‘Save PSUs’ campaign gains steam as disinvestment goals not met
Dividends exceed disinvestment revenue; Receipts from dividends stood at Rs58,988 cr while proceeds from disinvestment were just Rs35,293 cr in FY23
image for illustrative purpose
Unviable Privatisation
- Disinvestment target for FY24 is Rs 51,000 cr
- 94,281 cr from disinvestment and dividends during FY23
- Disinvestment short of target by Rs 14,707 cr in FY23
Visakhapatnam: With the Department of Public Investment and Asset Management (DIPAM) under the Ministry of Finance failing to achieve the disinvestment target for four years in a row, the trade unions and officers’ organisations have stepped up campaign to save public sector units (PSUs) from privatisation and partial stake sale.
Incidentally, the dividends that the central government received from PSUs have exceeded the revenue from disinvestment. There are also doubts overachieving disinvestment target set for FY24, which has been put at Rs51,000 crore after slashing the target for FY23 from Rs65,000 crore to Rs 50,000 crore.
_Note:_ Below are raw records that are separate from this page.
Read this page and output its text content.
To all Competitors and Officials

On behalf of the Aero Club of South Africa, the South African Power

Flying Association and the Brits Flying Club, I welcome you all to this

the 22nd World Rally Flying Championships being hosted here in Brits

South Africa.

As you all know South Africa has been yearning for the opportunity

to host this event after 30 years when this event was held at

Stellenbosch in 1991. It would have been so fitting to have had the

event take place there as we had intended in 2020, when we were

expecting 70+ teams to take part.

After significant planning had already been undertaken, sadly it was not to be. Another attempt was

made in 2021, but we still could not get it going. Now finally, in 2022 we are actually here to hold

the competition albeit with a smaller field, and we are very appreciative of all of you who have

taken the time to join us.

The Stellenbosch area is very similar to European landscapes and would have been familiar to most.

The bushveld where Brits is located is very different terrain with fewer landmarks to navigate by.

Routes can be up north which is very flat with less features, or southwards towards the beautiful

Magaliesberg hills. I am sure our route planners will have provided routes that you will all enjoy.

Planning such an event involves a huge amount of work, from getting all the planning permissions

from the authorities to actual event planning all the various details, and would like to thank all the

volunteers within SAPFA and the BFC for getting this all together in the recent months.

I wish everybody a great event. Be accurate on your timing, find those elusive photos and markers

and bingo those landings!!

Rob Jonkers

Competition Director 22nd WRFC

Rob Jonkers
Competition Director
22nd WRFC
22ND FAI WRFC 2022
Meeting disinvestment target for FY24, as per market observers, is likely to be further disappointing as general elections are due next year and the Narendra Modi Government is eyeing a third consecutive term.
National Confederation of Officers Associations (NCOA) vice-president Katam SS Chandra Rao told Bizz Buzz that as the revenues received from dividends from the public sector is far ahead of the realisation from disinvestment, the Indian Government should see reason in their demand not to tamper with the equity structures of companies like Rashtriya Ispat Nigam Ltd (RINL), the corporate entity of Visakhapatnam Steel Plant (VSP).
Official sources said Dipam, which pilots the government’s disinvestment drive, has received Rs 94,281 crore from disinvestment and dividends during FY23. The receipts from dividends stood at Rs 58,988 crore while the proceeds from the disinvestment was a meagre Rs35,293 crore. The disinvestment target fell by Rs 14,707 crore.
During the just-concluded financial year, privatisation of Neelachal Ispat Nigam Ltd (NINL) and takeover of Air India by Tata Group did not fetch anything to the exchequer. NINL owned a 1.1 million tonne steel plant near Jajpur in Odisha, which was shut down for a long time due to lockdown. The government did not get anything from the sale proceeds as it did not have any equity in it directly.
Whatever the government got during the last fiscal was only through minority disinvestment such as share buyback, IPO and offer for sale (OFS) in Life Insurance Corporation, ONGC, Gas Authority of India Ltd (GAIL), Hindustan Aeronautics Ltd and IRCTC.
“We strongly appeal to the government to stop disinvestment and strengthen the public sector units. For instance, Visakhapatnam Steel Plant can be made a highly profitable unit by allotting captive iron ore mines and infusing funds to meet working capital requirements so that it can increase its capacity in phases from 7.3 million tonnes to 15 million tonnes per annum,” AITUC national general secretary D Adinarayana said.
Former RINL Director (Operations) KK Rao speaking at a recent meeting said merger of RINL with SAIL will make them not only a steel giant but also will be mutually beneficial and make them profitable.